On the other hand, query optimization, computation reuse and scalability, which are well studied areas in the database systems, are insufficiently supported in ML platforms.
Many times people use relational algebra and SQL interchangeably, but in reality these are two different things. This means that there is still room for innovation at the language level, which can increase the usability of RDBMSes for data science workflows. At the same time, there is no fundamental issue in translating popular APIs of relational operators, such as Pandas, to SQL and thus allow the user to still write Python or another language of its preference.
So far deep learning has focused on perception data, i.e. visual or speech data, and all the benchmarks commonly used in research papers address tasks like image recognition and language models. Structured data are largely ignored possibly partly due to lack of transferability of knowledge between datasets and tasks, although this is not thoroughly investigated. Hence, to draw attention towards this direction benchmarks of real-world tasks on relational data or knowledge graphs need to be created, e.g. learning the correlation between sales and weather or traffic data. It makes sense that such benchmarks will most probably come via industry.

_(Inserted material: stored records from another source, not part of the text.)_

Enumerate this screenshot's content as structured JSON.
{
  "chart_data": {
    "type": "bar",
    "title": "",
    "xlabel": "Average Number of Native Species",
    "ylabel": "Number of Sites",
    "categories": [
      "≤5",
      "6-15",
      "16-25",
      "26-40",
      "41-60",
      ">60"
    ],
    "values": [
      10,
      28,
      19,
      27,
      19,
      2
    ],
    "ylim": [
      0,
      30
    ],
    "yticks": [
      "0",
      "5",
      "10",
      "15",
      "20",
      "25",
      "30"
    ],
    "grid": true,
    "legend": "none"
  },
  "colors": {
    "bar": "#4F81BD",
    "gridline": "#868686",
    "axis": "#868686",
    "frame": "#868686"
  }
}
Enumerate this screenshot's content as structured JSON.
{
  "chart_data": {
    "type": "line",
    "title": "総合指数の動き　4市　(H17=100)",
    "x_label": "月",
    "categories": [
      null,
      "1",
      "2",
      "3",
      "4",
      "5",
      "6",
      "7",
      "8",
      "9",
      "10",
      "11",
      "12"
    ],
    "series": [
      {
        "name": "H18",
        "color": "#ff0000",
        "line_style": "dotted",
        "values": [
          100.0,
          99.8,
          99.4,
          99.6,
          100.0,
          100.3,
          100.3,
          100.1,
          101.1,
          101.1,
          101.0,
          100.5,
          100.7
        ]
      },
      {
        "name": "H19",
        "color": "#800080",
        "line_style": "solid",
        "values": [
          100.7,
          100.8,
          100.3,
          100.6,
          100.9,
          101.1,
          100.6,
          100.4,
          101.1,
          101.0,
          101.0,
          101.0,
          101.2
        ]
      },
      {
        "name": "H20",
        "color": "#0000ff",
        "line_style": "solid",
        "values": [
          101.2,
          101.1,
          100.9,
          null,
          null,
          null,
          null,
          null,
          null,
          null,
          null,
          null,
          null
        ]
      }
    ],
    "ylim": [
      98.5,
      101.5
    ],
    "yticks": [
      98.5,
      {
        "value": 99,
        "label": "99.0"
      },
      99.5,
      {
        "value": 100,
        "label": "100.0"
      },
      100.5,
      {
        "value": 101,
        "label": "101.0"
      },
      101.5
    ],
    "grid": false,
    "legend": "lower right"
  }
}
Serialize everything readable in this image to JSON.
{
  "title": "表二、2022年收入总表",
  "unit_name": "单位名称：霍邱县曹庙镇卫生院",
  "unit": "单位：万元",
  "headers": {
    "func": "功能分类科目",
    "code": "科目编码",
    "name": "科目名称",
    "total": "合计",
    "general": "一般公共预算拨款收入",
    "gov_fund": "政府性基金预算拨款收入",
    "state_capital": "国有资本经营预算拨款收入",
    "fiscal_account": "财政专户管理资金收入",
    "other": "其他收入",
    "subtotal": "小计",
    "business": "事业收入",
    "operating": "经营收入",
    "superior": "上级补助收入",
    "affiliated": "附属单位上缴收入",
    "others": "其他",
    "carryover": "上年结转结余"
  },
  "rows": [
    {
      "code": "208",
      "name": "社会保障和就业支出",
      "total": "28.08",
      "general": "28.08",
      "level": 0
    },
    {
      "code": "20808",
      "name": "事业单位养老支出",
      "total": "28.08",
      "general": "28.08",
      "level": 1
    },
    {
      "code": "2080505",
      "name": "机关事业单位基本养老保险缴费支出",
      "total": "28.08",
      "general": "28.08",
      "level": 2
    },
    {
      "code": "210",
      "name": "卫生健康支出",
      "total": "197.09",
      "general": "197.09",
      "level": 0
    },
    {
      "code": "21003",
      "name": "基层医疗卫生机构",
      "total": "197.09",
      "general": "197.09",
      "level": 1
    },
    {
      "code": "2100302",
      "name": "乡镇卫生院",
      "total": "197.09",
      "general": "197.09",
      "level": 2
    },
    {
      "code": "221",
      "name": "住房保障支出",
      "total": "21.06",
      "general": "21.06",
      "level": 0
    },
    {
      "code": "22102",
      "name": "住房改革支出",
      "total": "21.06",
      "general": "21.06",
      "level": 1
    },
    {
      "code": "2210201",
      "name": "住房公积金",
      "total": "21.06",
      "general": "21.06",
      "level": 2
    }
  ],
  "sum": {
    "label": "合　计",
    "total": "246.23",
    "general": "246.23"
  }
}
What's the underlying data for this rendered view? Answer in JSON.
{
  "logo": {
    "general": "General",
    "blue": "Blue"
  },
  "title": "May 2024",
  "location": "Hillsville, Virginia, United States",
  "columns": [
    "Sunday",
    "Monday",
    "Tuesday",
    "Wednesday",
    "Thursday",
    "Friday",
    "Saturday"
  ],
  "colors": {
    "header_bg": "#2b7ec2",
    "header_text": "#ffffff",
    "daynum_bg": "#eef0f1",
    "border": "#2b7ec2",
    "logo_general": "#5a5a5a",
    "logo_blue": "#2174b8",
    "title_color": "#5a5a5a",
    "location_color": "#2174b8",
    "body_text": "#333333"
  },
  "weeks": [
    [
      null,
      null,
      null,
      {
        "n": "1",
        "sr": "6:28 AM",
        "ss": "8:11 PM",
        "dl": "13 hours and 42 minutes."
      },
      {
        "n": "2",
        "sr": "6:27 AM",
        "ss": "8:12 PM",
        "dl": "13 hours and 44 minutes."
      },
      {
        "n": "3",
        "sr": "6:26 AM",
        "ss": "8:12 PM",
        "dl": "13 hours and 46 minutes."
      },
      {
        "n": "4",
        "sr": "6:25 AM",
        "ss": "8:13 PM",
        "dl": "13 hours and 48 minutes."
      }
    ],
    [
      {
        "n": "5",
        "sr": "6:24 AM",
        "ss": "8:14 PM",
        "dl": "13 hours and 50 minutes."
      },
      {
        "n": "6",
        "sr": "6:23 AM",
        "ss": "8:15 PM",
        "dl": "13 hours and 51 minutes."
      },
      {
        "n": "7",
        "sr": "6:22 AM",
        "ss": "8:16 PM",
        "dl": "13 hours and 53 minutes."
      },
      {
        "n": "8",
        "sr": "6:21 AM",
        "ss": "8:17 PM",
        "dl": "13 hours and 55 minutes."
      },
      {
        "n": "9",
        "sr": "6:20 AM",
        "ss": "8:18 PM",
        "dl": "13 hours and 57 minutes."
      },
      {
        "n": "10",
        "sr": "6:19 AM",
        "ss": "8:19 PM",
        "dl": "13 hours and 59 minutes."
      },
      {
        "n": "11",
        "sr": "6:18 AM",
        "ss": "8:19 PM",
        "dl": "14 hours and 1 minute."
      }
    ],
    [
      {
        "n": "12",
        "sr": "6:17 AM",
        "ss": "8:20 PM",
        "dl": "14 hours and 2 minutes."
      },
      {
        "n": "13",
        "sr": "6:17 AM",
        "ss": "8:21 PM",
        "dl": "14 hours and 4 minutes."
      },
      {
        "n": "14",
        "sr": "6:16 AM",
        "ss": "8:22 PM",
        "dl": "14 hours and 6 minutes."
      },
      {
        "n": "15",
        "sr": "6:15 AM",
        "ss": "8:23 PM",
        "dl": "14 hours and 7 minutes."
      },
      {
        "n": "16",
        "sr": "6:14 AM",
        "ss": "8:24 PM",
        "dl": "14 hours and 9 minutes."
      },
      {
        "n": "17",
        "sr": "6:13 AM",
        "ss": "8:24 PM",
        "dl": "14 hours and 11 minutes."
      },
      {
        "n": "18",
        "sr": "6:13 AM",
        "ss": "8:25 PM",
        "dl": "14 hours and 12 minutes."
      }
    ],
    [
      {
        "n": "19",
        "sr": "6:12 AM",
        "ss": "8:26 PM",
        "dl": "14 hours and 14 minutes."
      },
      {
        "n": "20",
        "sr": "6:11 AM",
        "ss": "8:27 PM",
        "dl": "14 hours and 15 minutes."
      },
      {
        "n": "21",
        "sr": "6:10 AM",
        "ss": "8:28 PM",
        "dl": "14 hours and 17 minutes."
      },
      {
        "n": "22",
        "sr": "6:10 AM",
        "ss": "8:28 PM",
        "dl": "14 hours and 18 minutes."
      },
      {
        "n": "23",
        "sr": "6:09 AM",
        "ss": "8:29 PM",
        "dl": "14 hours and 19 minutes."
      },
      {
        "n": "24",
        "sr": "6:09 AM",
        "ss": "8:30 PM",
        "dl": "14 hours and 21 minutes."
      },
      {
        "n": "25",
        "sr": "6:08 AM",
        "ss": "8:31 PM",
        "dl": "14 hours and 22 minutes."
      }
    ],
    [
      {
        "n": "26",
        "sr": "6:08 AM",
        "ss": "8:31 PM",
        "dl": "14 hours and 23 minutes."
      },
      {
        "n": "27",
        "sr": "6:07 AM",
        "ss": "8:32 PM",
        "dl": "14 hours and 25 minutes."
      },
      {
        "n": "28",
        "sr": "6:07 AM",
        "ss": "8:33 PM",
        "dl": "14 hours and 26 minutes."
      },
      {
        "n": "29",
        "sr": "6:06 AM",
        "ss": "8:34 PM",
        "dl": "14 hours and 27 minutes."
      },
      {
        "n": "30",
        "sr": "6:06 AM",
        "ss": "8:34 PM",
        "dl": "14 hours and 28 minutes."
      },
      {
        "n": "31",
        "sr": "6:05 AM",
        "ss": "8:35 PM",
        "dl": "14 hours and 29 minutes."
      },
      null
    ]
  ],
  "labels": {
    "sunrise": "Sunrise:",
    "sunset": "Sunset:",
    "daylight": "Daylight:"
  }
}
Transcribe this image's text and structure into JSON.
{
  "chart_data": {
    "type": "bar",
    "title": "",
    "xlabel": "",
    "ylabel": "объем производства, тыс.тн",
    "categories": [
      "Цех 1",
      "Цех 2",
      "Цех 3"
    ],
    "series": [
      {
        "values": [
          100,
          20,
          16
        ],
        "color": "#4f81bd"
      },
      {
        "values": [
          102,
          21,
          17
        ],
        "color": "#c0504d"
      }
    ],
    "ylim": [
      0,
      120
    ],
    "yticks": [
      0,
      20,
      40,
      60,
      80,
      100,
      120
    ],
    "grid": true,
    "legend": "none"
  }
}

Statistical Relational Learning (SRL) has not taken off as much as deep learning. One reason for this could be the by-design ability of deep learning networks to compose higher-level from lower-level features, whereas in SRL feature engineering happens via the expression of constraints. That being said graph neural networks is where most of the SRL ideas nowadays live. In addition to this, many times statistical modeling as expressed in probabilistic programming languages such as Stan, encapsulate a structure that is not explicitly referred to as relational, but it indeed shares a common ground with relational algebra.

Concluding Remarks

Overall, we are very happy with the content of the 1st DBAI, as this included insightful presentations and a constructive panel discussion. I’d like to sincerely thank my fellow organizers (Nikolaos Vasilogou, Parisa Kordjamshidi, Maximilian Schleich, Kirk Pruhs and Zenna Tavares), the PC members, the speakers and panelists, the sponsors, the volunteers and last but not least the authors and attendees for contributing each in his/her own way in making DBAI’21 a successful workshop. I really hope we will have the opportunity to organize another DBAI soon.